M. Bruno Le Roux a souligné que la proposition de loi permettait d'aborder non seulement les questions de la citoyenneté mais, plus largement, les discriminations à l'encontre des étrangers, en évoquant notamment, à cet égard, la question de l'accès à l'emploi dans la fonction publique. Précisant que le groupe socialiste jugeait ce débat parfaitement opportun, il a d'ailleurs exprimé sa conviction qu'il ne susciterait pas d'incompréhension dans l'opinion, observant que la participation des résidents étrangers aux élections municipales constituait, notamment dans les milieux urbains, une demande le plus souvent considérée comme légitime. Evoquant les différentes structures permettant d'associer les étrangers au fonctionnement des municipalités, il a observé que les élus qui en avaient fait l'expérience souhaitaient aller au-delà. Il a indiqué que le groupe socialiste était déterminé à débattre, amender puis voter la proposition de loi, précisant qu'il souhaitait permettre la participation des résidents étrangers aux seules élections municipales et selon les mêmes modalités que celles prévues pour les ressortissants communautaires, c'est-à-dire sans possibilité d'accès aux fonctions de maire ou d'adjoint. Il a, enfin, insisté sur la nécessité de bien expliquer aux Français la longueur du processus législatif qui précédera nécessairement l'adoption définitive de la proposition de loi.

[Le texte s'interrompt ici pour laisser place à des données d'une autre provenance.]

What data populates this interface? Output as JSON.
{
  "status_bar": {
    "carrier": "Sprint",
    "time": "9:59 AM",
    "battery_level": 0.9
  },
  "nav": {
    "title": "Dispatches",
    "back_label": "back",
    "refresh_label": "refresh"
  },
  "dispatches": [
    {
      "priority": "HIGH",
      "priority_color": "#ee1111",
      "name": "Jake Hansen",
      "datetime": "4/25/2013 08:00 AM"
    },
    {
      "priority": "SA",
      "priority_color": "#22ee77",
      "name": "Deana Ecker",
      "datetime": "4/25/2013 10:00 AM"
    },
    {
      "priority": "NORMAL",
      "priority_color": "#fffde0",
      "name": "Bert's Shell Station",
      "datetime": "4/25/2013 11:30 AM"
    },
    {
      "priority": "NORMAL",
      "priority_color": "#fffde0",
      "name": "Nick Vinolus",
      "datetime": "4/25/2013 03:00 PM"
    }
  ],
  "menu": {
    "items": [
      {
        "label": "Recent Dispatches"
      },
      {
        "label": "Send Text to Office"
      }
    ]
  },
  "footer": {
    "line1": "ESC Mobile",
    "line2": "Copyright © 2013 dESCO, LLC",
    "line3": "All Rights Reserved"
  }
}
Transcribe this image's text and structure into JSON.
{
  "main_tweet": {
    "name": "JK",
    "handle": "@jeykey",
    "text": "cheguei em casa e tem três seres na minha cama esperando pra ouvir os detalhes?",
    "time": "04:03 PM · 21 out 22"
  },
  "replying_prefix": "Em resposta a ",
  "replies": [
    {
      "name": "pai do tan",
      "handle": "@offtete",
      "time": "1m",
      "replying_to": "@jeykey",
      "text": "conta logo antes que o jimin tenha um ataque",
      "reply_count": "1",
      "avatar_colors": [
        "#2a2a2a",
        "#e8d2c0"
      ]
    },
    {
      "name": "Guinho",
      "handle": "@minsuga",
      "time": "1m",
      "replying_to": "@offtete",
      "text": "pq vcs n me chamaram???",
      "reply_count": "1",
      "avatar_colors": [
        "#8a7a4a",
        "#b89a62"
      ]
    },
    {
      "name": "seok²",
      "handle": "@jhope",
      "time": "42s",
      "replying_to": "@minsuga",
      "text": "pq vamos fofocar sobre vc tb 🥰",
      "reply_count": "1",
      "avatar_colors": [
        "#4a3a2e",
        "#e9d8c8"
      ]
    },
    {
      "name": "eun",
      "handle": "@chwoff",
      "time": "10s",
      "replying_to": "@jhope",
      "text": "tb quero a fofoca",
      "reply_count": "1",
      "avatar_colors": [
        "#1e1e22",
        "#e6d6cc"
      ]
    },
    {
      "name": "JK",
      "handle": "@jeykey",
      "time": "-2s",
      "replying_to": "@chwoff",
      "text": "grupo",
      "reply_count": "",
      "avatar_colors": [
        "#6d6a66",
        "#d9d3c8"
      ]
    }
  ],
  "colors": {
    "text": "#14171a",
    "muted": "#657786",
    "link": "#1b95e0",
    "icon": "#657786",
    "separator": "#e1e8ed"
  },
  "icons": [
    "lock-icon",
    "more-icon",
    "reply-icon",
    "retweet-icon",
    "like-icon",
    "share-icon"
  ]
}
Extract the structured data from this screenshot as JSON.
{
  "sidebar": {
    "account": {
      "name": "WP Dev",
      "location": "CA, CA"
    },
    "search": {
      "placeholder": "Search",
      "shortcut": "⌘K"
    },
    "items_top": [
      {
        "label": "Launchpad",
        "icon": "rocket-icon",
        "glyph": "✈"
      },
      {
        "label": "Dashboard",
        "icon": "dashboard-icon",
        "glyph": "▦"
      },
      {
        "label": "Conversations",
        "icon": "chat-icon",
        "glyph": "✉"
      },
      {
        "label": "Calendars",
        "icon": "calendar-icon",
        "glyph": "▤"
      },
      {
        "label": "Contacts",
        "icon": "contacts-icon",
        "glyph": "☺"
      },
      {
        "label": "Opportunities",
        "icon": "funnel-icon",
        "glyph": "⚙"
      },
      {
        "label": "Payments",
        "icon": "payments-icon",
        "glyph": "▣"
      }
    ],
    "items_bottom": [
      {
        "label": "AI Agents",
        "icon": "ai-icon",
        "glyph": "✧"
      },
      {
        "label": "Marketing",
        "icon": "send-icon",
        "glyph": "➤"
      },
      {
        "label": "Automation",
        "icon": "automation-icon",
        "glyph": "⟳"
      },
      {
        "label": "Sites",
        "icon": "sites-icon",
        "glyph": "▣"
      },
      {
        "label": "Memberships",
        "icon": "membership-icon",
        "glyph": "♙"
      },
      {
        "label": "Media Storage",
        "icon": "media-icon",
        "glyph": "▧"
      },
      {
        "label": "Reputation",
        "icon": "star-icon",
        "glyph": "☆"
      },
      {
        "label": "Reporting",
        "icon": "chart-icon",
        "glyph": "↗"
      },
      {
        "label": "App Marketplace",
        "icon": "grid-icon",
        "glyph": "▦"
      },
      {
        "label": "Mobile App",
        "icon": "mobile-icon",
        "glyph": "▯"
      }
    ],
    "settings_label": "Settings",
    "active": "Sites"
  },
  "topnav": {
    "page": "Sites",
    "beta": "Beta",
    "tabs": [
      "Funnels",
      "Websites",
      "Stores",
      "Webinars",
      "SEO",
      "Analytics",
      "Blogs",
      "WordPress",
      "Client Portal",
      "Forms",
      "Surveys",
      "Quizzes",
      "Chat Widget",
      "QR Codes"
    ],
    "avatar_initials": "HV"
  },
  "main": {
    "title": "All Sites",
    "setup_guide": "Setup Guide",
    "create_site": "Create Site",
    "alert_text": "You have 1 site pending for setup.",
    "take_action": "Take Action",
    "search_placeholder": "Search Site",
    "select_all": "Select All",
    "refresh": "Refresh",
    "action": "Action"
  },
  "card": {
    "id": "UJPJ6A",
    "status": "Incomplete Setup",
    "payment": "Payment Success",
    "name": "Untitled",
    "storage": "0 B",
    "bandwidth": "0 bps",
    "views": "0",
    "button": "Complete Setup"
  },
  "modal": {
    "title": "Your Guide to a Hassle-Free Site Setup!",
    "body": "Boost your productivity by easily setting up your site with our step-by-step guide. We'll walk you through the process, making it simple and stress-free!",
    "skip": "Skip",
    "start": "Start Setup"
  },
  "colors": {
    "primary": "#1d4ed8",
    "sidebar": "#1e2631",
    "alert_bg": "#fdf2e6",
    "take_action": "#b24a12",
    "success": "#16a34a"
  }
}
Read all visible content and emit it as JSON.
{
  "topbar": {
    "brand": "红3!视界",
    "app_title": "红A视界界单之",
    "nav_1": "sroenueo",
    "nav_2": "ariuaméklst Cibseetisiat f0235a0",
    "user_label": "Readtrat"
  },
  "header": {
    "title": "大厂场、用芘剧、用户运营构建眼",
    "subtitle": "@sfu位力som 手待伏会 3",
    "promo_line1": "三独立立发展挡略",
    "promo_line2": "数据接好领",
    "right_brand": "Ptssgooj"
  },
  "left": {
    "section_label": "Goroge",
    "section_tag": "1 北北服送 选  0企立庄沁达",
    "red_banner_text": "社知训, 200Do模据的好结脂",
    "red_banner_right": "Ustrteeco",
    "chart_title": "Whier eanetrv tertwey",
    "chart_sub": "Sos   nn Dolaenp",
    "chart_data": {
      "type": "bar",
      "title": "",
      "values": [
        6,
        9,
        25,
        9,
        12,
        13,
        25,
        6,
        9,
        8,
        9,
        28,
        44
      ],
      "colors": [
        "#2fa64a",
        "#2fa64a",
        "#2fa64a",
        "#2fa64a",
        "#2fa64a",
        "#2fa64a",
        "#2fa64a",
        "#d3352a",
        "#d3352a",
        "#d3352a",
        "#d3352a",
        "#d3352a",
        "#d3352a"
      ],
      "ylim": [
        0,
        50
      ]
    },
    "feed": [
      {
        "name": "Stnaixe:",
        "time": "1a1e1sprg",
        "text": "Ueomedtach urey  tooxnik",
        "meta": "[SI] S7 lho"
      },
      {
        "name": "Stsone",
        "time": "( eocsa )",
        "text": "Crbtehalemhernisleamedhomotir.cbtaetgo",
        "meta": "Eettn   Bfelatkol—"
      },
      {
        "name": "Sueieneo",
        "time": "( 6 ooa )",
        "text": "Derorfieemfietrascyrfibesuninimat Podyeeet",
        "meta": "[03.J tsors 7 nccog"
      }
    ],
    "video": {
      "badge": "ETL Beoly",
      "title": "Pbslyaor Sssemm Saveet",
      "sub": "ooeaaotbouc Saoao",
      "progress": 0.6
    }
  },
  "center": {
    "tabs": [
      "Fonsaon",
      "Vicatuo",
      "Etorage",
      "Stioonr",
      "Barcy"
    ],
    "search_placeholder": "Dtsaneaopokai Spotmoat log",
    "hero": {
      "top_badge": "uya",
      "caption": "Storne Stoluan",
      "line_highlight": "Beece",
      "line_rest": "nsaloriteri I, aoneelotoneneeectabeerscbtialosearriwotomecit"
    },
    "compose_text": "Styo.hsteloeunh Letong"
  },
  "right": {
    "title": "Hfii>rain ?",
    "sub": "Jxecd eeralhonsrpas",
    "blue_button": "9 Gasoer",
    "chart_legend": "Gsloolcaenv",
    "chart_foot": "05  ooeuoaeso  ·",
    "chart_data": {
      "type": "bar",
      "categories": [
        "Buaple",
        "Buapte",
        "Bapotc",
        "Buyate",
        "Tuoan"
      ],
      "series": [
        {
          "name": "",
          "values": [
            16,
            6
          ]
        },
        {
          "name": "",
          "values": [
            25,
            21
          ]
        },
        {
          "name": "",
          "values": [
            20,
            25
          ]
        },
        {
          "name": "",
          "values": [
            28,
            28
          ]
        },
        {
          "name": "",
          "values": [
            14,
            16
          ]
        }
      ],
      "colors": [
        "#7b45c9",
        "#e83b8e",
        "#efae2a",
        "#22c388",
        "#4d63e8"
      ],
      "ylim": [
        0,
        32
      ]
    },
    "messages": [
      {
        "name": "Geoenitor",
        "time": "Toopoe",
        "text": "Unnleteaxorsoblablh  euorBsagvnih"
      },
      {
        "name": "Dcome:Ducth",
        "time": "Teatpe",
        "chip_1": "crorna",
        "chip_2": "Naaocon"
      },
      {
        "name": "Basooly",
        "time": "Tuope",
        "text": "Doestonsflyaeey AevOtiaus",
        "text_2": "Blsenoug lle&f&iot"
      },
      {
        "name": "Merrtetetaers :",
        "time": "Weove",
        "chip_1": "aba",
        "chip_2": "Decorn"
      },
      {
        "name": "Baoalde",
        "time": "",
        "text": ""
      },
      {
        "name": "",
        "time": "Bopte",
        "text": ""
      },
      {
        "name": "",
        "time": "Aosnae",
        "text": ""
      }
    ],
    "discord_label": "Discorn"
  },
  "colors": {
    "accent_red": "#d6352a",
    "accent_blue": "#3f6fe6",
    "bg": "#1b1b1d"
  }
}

Précisant qu'il intervenait en tant que porte-parole du groupe UDF, M. Jean-Antoine Léonetti a indiqué que cette proposition de loi avait fait l'objet d'un large débat au sein du groupe et des instances de son parti. Constatant que cette initiative réactualisait une proposition du candidat Mitterrand en 1981, il a estimé que la question du droit de vote des étrangers restait l'un des derniers grands clivages entre la droite et la gauche. Saluant l'effort du rapporteur pour préciser la notion de citoyenneté, il a considéré que la définition qu'il en donnait, fondée sur un humanisme mondialiste, différait fondamentalement de celle retenue par les partis de droite, qui s'appuie sur la reconnaissance d'un destin commun. Rappelant l'engagement européen de l'UDF, il a précisé que la reconnaissance d'une citoyenneté européenne n'avait jamais eu vocation à supplanter la citoyenneté française, issue d'une culture, d'une histoire et d'un enseignement. Il a considéré que la procédure de naturalisation demeurait l'élément essentiel du débat sur l'intégration, précisant que celle-ci reposait sur la volonté de partager un ensemble de valeurs, davantage que sur le droit de mettre un bulletin de vote dans une urne. Il a regretté la procédure à laquelle les partis de gauche avaient une nouvelle fois recours, identique à celle utilisée pour la réforme du cumul des mandats, consistant à débattre d'un texte dont les auteurs savent pertinemment, compte tenu de l'opposition du Sénat et de l'obligation de procéder par voie référendaire, qu'elle n'aboutira pas. Dénonçant, en conclusion, une conception particulière de la démocratie consistant à susciter des débats dans l'unique objectif de recueillir une unanimité dans les rangs de la majorité, il a déclaré que le groupe UDF s'opposerait à cette proposition dont l'adoption aurait pour conséquence de détruire les mécanismes d'intégration par la voie de la naturalisation.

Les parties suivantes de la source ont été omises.